When one sells a house, what parts of his property are not included in the sale?
In what types of cases can one not build an opening (window or door) from his house? In extending an existing door, there are issues regarding not only seeing into the neighbor’s property but also in doing so, one gains rights to more space of the commonly shared courtyard as the space directly in front of the door belongs to the owner of the house. What if one has something that juts out into public space? There are two stories brought of people who came before rabbis who ruled they had to get rid of it but the rabbis themselves had something similar or the same in their own property. The stories highlight the needs of leaders to hold themselves to higher standards or at least to the same standards as they demand of others. In the context of things one must do to remember the destruction, the gemara discusses the concept of moderation and the concept of not demanding something of the people that they will not be able to keep.

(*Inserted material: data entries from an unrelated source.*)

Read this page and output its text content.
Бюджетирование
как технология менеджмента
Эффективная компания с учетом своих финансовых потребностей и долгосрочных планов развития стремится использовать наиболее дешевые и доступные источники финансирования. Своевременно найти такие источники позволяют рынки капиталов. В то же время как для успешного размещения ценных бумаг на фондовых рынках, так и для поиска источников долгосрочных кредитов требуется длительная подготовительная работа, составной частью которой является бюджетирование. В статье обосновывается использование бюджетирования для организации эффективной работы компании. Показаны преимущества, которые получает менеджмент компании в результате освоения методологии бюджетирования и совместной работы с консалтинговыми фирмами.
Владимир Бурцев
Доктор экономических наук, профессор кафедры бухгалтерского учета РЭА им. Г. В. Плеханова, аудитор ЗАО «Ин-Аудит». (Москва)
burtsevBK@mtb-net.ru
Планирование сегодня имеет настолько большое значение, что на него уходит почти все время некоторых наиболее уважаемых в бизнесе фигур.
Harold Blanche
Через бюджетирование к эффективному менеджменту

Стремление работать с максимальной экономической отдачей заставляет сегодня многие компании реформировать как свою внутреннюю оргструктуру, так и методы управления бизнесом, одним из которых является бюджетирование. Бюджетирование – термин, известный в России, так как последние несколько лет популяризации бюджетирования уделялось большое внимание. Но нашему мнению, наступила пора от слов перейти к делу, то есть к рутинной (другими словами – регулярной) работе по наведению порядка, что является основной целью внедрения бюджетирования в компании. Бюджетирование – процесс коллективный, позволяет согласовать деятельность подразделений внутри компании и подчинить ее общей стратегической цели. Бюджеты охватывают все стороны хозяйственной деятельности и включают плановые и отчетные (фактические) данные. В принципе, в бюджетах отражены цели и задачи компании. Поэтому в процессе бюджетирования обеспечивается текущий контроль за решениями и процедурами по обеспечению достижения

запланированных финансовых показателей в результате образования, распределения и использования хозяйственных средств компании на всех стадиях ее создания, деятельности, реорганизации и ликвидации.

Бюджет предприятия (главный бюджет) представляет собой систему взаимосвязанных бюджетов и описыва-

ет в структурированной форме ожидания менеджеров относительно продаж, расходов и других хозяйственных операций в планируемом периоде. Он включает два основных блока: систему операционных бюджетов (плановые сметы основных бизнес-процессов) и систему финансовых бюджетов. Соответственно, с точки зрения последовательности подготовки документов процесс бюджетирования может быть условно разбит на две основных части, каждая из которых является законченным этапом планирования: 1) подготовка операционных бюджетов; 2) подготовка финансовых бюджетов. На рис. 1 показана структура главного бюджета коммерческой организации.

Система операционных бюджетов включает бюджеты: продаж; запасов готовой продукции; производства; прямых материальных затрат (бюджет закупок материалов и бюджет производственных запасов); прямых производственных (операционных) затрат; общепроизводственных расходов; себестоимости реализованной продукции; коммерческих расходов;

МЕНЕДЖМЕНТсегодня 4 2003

What types of things that either jut out into your neighbor’s property or affect your neighbor (like a window) can you create a chazaka on if they haven’t complained? It depends on whether or not it’s something we would expect the neighbor to complain about. If it is unlikely they will complain, then their lack of complaint doesn’t enable you to create a chazaka. In each case, what does it mean to create a chazaka? What types of things do they not even have the right to complain about?
Rabbi Bena’a is demarcating graves and needs to go inside the burial caves to measure them. A story is told of what happens when he gets to Avraham’s grave and Adam’s grave. What is his purpose for going there? What is he allowed to see and what is he not allowed to see? Another story is told of an amgosh (seemingly a sorcerer) who goes into the graves of others to take things. Other stories of Rabbi Bena’a are brought as well, including one where he gets put in jail by the non-Jewish authorities and then released because of his great intelligence and made to be a judge. As judge he critiques and corrects a number of statements they have hung up at the entrance to their city. The next mishna discusses various things that may or may not create a chazaka depending on various factors including size – a gutter, the spout of the gutter, a ladder, windows.